Udías also identifies historical factors explaining the Society of Jesus’s appreciation for the natural sciences, starting with the timing of the Society’s restoration (which coincided with the maturation of modern scientific disciplines as well as the nationalization of education in many European countries) and its twofold desire to reconnect with its past and reestablish its reputation. In the second half of the nineteenth century, the need for the Catholic Church to develop an apologetic response to, and a practical refutation of, accusations of Catholic obscurantism likewise motivated the formation of Jesuit scientists. Another important factor was the strategic utility of observatories in missionary contexts, where Jesuits often made up for the absence of state-sponsored meteorological stations and earned the respect of local governments by mitigating, through data collection and forecasts, the damage caused by tropical hurricanes or earthquakes.

This complex thesis is articulated in the work’s introductory and concluding sections, yet not explicitly substantiated by its body of evidence. Like the longer work it reprises, Jesuits and the Natural Sciences summarizes more than it analyzes its sources. Udías alludes to the historical factors listed above amidst his descriptions of Jesuit accomplishments, while his valuable insights concerning Ignatian spirituality are to be inferred from his brief biographical sketches of Angelo Secchi (1818–78), Stephen J. Perry (1833–89), or James B. Macelwane (1883–1956), among others. Udías maintains that upon its restoration, the Society of Jesus sought to reconnect with its past, but generally leaves unanswered what these nineteenth-century Jesuit scientists had in common with their early modern predecessors. Diachronic comparisons of the content and form of Jesuit writings, as well as additional case studies of individual figures and institutions, are needed to substantiate Udías’s search for continuities and discontinuities in the Jesuit tradition, and to confirm his intuitions. Indeed, pointing to Christoph Scheiner’s, Athanasius Kircher’s, and Ruđer Bošković’s respective discoveries about sunspots, earthquakes, and atomic theory does little to establish the existence of an intellectual legacy, nor does it tell us how this legacy survived and transformed over time. The best passages of the book are actually those that venture to explain the nineteenth-century evolution of the Jesuit philosophy curriculum, and the gradual compartmentalization of neo-Thomistic cosmology and science training (5–11). The reader is left desiring more.

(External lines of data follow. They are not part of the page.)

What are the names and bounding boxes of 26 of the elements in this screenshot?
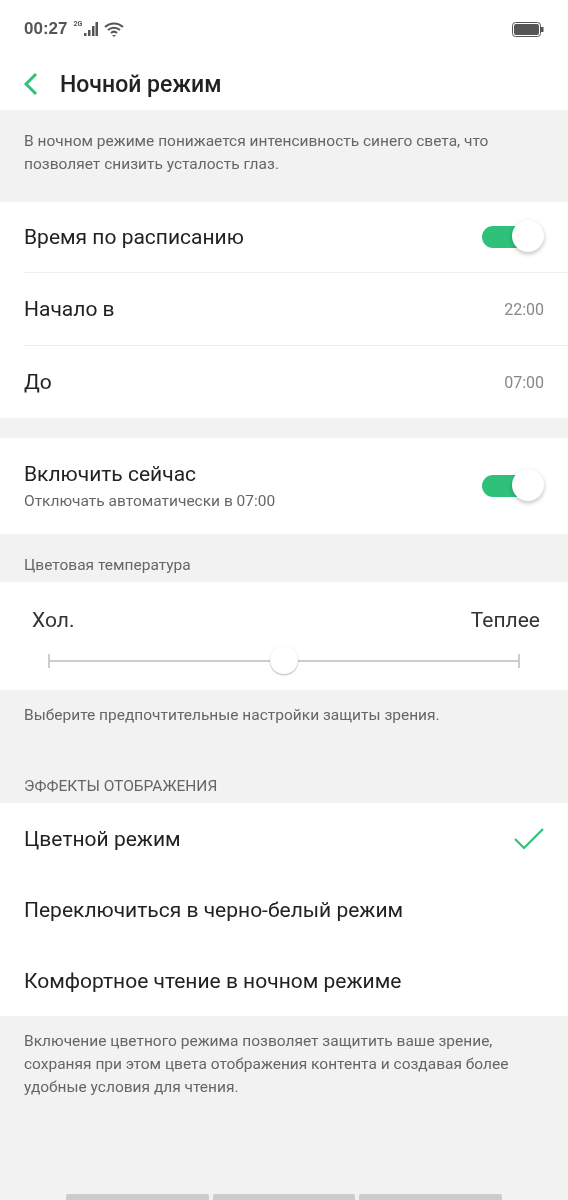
- setting-label: Время по расписанию: [24, 225, 244, 249]
- option-item[interactable]: Цветной режим: [0, 803, 568, 874]
- description-text: В ночном режиме понижается интенсивность синего света, что позволяет снизить усталость глаз.: [23, 131, 490, 175]
- setting-label: Начало в: [24, 297, 115, 321]
- page-title: Ночной режим: [60, 70, 222, 98]
- note-text: Выберите предпочтительные настройки защиты зрения.: [23, 705, 441, 726]
- section-heading: Цветовая температура: [23, 555, 192, 576]
- setting-label: До: [24, 370, 52, 394]
- slider-thumb[interactable]: [270, 646, 298, 674]
- option-item[interactable]: Комфортное чтение в ночном режиме: [0, 945, 568, 1016]
- section-heading: ЭФФЕКТЫ ОТОБРАЖЕНИЯ: [23, 776, 219, 797]
- note-text: Включение цветного режима позволяет защитить ваше зрение, сохраняя при этом цвета отображения контента и создавая более удобные условия для чтения.: [23, 1031, 510, 1098]
- option-item[interactable]: Переключиться в черно-белый режим: [0, 874, 568, 945]
- cool-label: Хол.: [32, 608, 75, 632]
- status-time: 00:27: [24, 19, 68, 39]
- time-value[interactable]: 07:00: [504, 372, 544, 392]
- toggle-switch[interactable]: [482, 223, 544, 251]
- warm-label: Теплее: [470, 608, 540, 632]
- setting-label: Включить сейчас: [24, 462, 197, 486]
- back-icon[interactable]: [24, 72, 38, 96]
- battery-icon: [512, 21, 544, 37]
- wifi-icon: [104, 21, 125, 37]
- setting-sublabel: Отключать автоматически в 07:00: [24, 492, 276, 510]
- signal-icon: [84, 22, 99, 36]
- time-value[interactable]: 22:00: [504, 299, 544, 319]
- toggle-switch[interactable]: [482, 472, 544, 500]
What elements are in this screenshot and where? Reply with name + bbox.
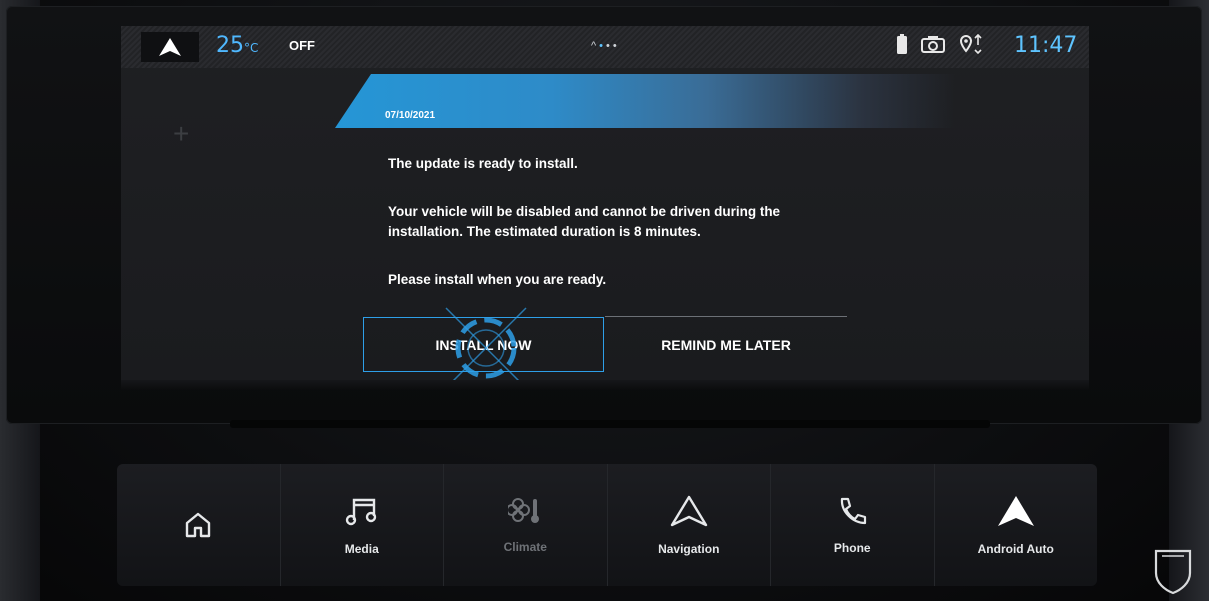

Though insufficient on its own, Jesuits and the Natural Sciences in Modern Times is nonetheless necessary. By establishing the who’s who and what’s what of modern Jesuit science, Udías is effectively clearing the ground for other scholars, much in the spirit of the series in which it appeared. Udías is right to point out the scarcity of secondary sources on post-restoration Jesuit sciences relative to the rich literature that has developed on the Old Society. For the work he has done—here and elsewhere—in preparation of deeper, interpretive accounts, he deserves our gratitude. The very shortcomings of his descriptive history are as many opportunities for professional historians to seize. One area in particular that deserves further attention is the period between the suppression and the restoration. Udías maintains that upon its restoration, the Society had to face the fact that the intellectual climate and the educational systems of European countries had changed, and that the Ratio studiorum, which had long provided curricular guidelines for Jesuit training, was now outdated. What this set-up misses, besides the fact that the ratio had long proved adaptable in practice, is that the men who took on the task of rebuilding the Society in the early 1800s were not catching up with a new reality, but produced by and actively shaping that reality. Exactly how this encounter between institutional memories and youthful energy played out in the scientific sphere has yet to be written.

Readers familiar with Udías’s previous work most likely will not need to purchase this paperback; they will, however, be able to consult it for reference in Brill Research Perspectives on Jesuit Studies. For those who are venturing for the first time on the territory of modern Jesuit science, I recommend this work as a mine of research topics.